The homogenization process breaks up an enzyme in milk which in its smaller state can then enter the bloodstream and react against arterial walls. This causes the body to protect the area with a layer of cholesterol. If this only happened once in a while it wouldn’t be of big concern, but if it happens regularly there are long term risks.
Proteins were created to be easily broken down by digestive processes. Homogenization disrupts this and insures their survival so that they enter the bloodstream. Many times the body reacts to foreign proteins by producing histamines, and then mucus. Sometimes homogenized milk proteins resemble a human protein and can become triggers for autoimmune diseases such as diabetes, multiple sclerosis, cancer and heart disease.
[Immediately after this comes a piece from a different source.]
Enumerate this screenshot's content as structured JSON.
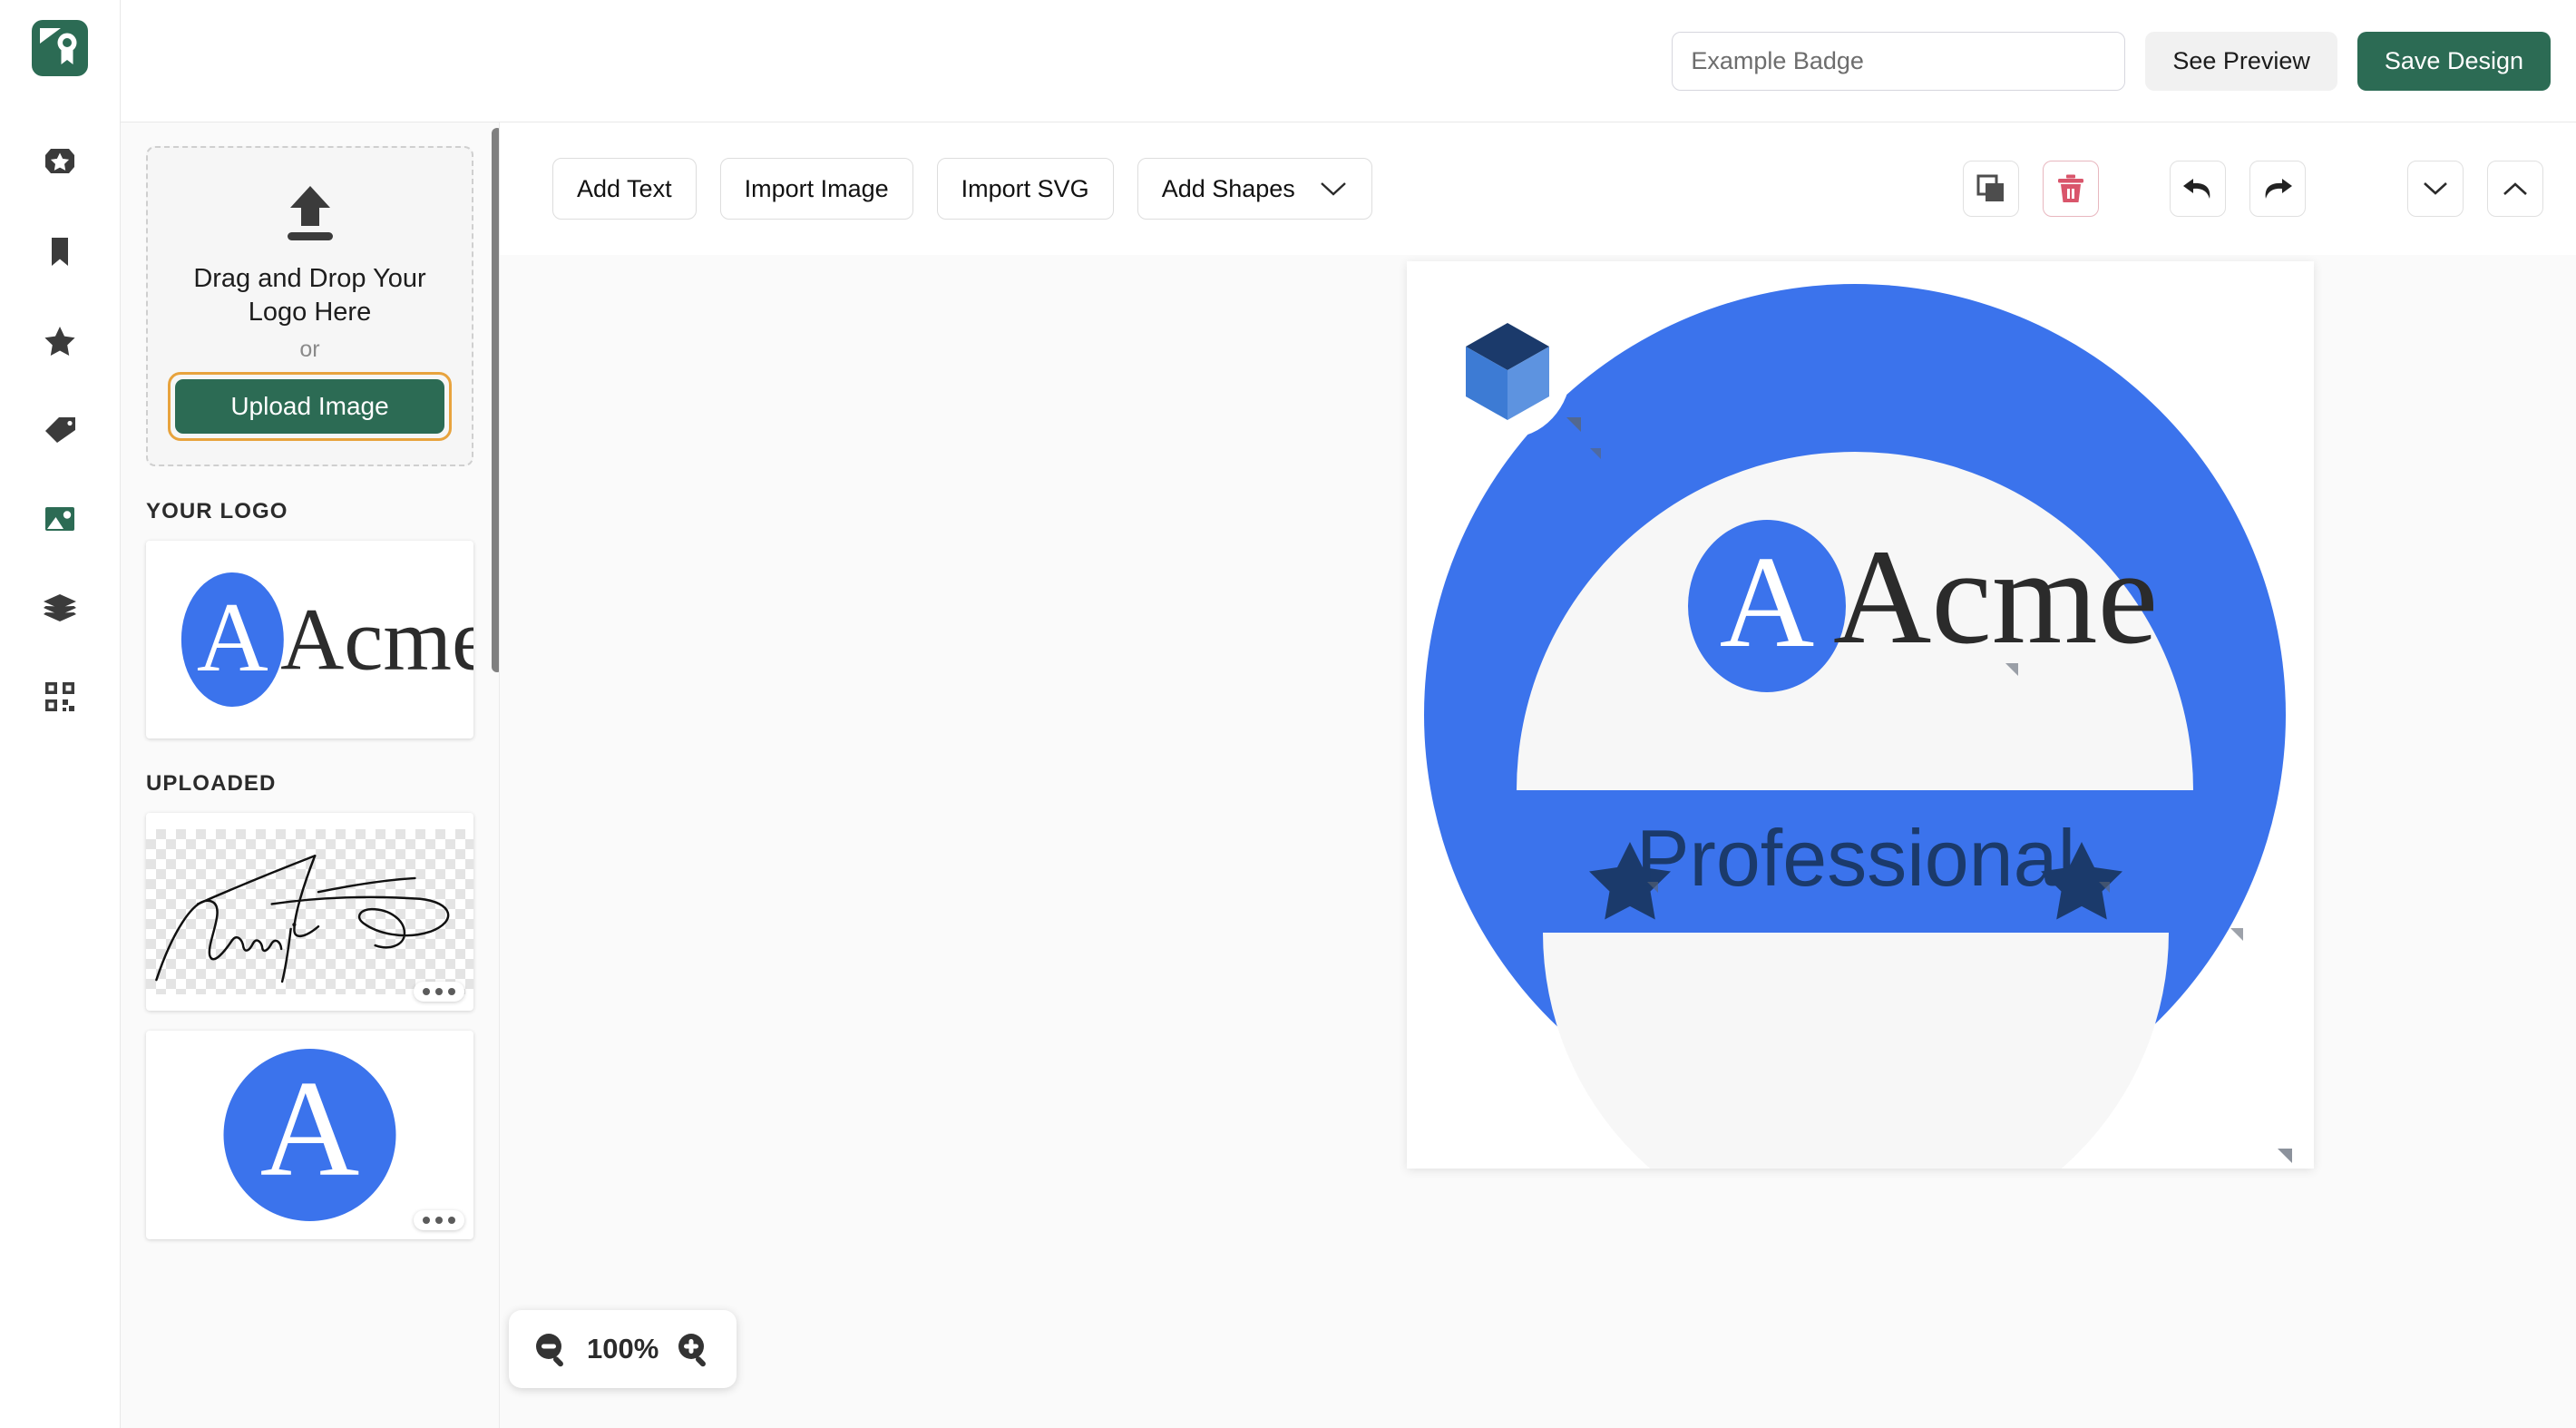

When we eat or drink foods that have been pasteurized and homogenized, the increase in unusable proteins forces the body to quickly use up many enzymes and other vital nutrients to process it. Pastereurized milk can lead to nutritional deficiencies. Protein, fat and sugar particles in denatured milk easily pass through the intestinal lining and cause inflammation and allergic reactions.
Every day, more foods are pasteurized to make up for unsanitary conditions, destroying the natural bacteria and enzymes that would normally counteract the growth of pathogens.